Senior point guard Evan Roquemore (a 1,000 point scorer in his own right) and fourth year juniors Yannick Atanga and Julian Clarke are the obvious answers. However, head coach Kerry Keating is high on his large incoming freshman class.
"As has been the case with the two large freshman classes that we've had, there is a unique bond that happens when they have an opportunity to all play. Which is starting to happen a little bit now... sometimes we're putting them all together and obviously we're trying to create continuity and chemistry," Keating said, "they're very talented and we need them to play, they're half of our team."
Will Kyle Collinsworth return to form, after his LDS Mission, as quickly as Tyler Haws?
BYU head coach Dave Rose said, "I've been at BYU for... this is the start of my 19th season and I've never seen anybody do what Tyler did. I think it's a bit unrealistic to think the next guy is going to be that good. But, Kyle is going to be a real advantage to our team.

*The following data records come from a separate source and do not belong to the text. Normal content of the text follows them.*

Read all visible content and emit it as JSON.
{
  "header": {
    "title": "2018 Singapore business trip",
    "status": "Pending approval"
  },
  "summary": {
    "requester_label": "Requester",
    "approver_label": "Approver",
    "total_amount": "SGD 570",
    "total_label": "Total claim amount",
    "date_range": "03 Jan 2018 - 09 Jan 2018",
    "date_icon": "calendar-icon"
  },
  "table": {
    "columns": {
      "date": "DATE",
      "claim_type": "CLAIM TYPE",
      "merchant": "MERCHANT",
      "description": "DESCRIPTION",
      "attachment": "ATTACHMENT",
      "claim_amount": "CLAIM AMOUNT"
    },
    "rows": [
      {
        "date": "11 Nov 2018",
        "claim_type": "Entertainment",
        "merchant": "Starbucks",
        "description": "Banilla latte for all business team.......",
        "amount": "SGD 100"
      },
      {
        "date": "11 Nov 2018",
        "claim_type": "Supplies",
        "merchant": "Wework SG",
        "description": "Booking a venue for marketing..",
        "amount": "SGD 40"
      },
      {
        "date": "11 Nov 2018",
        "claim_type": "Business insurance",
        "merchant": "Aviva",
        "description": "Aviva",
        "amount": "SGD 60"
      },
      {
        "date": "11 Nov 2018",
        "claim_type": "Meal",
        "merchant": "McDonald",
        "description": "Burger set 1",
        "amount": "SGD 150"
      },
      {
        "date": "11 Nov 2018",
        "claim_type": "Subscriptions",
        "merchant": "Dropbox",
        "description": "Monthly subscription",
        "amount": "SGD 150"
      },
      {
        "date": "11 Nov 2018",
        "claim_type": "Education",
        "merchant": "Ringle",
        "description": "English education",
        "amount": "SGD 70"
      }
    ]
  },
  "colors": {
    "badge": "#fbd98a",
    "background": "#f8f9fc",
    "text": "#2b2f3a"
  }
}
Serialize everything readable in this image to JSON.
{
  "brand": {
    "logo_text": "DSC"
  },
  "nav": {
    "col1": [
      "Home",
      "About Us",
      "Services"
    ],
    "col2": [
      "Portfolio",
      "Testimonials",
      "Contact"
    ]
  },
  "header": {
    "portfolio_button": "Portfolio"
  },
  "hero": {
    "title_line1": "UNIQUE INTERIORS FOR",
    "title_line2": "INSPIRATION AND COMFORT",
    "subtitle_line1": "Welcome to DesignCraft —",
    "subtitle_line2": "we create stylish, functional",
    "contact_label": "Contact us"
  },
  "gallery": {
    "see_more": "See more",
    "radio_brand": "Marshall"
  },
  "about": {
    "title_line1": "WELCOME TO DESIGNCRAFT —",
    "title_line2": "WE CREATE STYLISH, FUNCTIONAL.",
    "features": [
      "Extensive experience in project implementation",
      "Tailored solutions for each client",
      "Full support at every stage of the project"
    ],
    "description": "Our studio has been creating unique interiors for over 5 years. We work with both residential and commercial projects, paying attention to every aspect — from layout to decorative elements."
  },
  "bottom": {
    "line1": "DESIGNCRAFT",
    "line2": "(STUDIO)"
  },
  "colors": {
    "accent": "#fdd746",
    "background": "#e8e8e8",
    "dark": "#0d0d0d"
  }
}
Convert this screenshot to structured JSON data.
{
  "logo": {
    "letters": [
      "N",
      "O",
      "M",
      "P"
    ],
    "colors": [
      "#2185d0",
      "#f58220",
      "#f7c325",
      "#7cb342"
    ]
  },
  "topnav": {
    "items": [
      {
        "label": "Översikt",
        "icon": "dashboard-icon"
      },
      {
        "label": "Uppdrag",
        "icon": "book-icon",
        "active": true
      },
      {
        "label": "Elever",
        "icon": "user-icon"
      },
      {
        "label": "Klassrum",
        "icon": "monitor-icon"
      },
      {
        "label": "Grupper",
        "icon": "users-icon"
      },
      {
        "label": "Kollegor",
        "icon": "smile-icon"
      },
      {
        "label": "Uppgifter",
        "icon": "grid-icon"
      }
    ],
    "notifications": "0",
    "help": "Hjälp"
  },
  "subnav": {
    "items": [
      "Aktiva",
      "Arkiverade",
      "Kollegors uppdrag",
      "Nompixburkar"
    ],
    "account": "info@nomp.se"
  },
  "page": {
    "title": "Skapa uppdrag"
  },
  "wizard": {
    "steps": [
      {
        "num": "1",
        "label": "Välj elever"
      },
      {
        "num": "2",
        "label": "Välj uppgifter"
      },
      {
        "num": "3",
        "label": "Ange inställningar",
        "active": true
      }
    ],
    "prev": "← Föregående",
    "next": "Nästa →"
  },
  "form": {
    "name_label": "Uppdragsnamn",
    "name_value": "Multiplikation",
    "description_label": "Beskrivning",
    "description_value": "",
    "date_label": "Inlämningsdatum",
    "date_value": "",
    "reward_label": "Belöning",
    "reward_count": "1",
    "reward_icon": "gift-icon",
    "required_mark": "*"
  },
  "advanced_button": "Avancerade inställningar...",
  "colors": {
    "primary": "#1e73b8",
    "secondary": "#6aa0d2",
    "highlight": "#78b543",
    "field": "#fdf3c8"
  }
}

What he does from the guard position, at 6-7, will be special in this league." Yes, he's 6-7, a guard, and coach Rose will play him "with the ball in his hands."
Another guy to keep an eye on from BYU? Freshman Frank Bartley.
Can Matthew Dellavedova be replaced at Saint Mary's?
Cullen Neal looked to be the replacement, but then he was granted a release to play for his dad, Craig, when he became head coach at New Mexico. Now, head coach Randy Bennett says senior Stephen Holt will handle point guard duties. Holt has been one of the best off-ball guards out west since his freshman season, but he doesn't have the typical point guard skill set.
While trying to answer the Dellavedova question, Bennett answered an even more important question. A question that I hadn't even thought of. Does Randy Bennett love mid-majors? At the end of the interview, Bennett had forgotten who I was with. When I told him "Mid-Major Madness" he said,"Oh, I love it, I love mid-majors!"